Today has been a bad day for me from an administrative perspective. One of the things that I learned about dealing with a long term, intensive health care problem is that one of my main jobs is health care administration: making sure doctors put in the proper orders to the proper places, knowing the specs for his port and medical equipment, ensuring the correct prescriptions are called in and filled by the right pharmacy at the right time, and managing appointments with the correct care provider in coordination with each provider and the family’s schedule and Eli’s preferences. I think that covers most of it.
This morning I went to give Eli his Monday’s med and realized that the prescription we had sent to a mail order pharmacy hadn’t arrived and the bottle was empty. We had called in payment info two weeks ago, so when I asked why it hadn’t been filled yet, their reply indicated their ignorance that we had called in our payment info, per their request.
I didn’t have time to wait the 7-14 days it would take to receive the mail order to send his meds, so I called our carr coordinator to have a prescription called into the local pharmacy. Later I checked to see if it had been called in, but not that the local pharmacy could see, so I decided to see if I could have the one at the hospital pharmacy transferred. The hospital pharmacy said I would have to get the local pharmacy request the transfer, so I called the local pharmacy again, explained the situation, only to discover that they did have the prescription, but couldn’t get insurance coverage for it until April since it was filled elsewhere. So, I called the mail order pharmacy again and, happily, a different person answered (I had yelled at the first person who was determined to keep to the script, hadn’t listened to the information I had told him, and didn’t want to give me real answers to my questions). I summarized the problem, discovered that they had, indeed, begun to fill the prescription, thus preventing me from filling it locally, so I requested them to stop the refill.

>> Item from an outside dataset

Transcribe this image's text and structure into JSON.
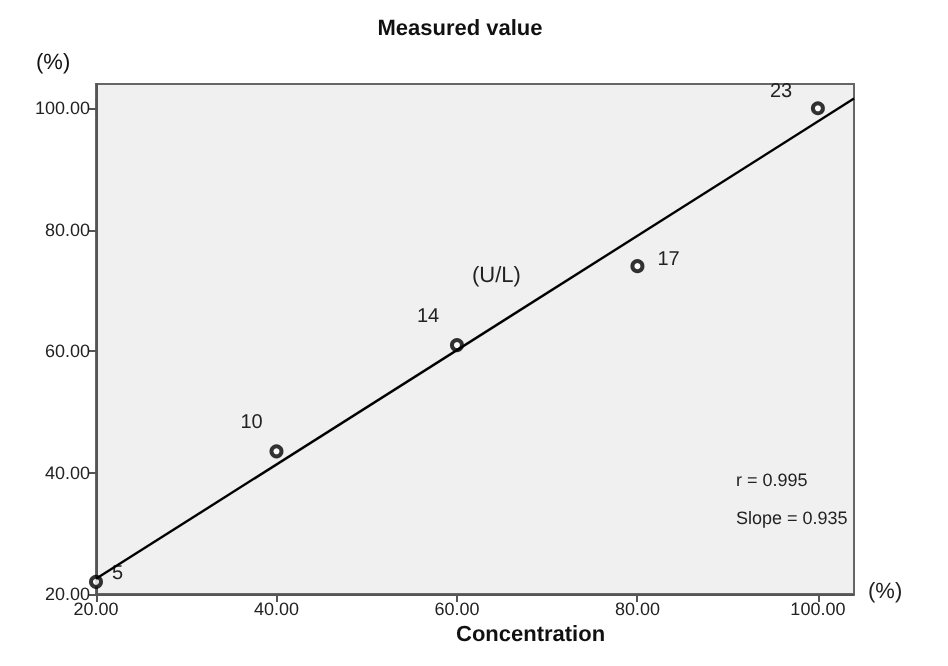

Fortunately, she not only was able to stop the refill, but she called the local pharmacy and made sure it was transferred and able to be filled. Of course, when I went shopping at the store in which the local pharmacy was located, I completely forgot to pick up the prescription and had to return before I actually managed to get the thing in my hands. On the upside, the 90 day mail order quantity was transferred, too, so I have extra time before I have to fill it again. 😏
Whay about the unclaimed furniture? That story begins a couple days ago when we were driving Eli to the hospital for a post-surgery MRI, early in the morning, before the sun was up. We were driving in a center lane of the interstate when the car in front of us swerved unexpectedly. We couldn’t see why until a large, dark, square object came to our attention, but not soon enough to get around it, although we tried. We hit it, but were able to continue on our way, but knew it had at least done something to the airbag sensors. We later heard something dragging on the road, as we approached the hospital. Fortunately, the three of us were fine, physically. This is what we saw later:
We filed a report with the highway patrol with whom we had communicated regarding the hazardous object. It turned out that it was someone’s sectional that hadn’t been secured properly. Too bad we don’t know with whose insurance to file a claim, so we file one with ours, and pay for the cost of repairs through increased premiums for the next three years, or pay for the damage ourselves. At least Eli got a tour of the highway patrol office and badge out of the experience.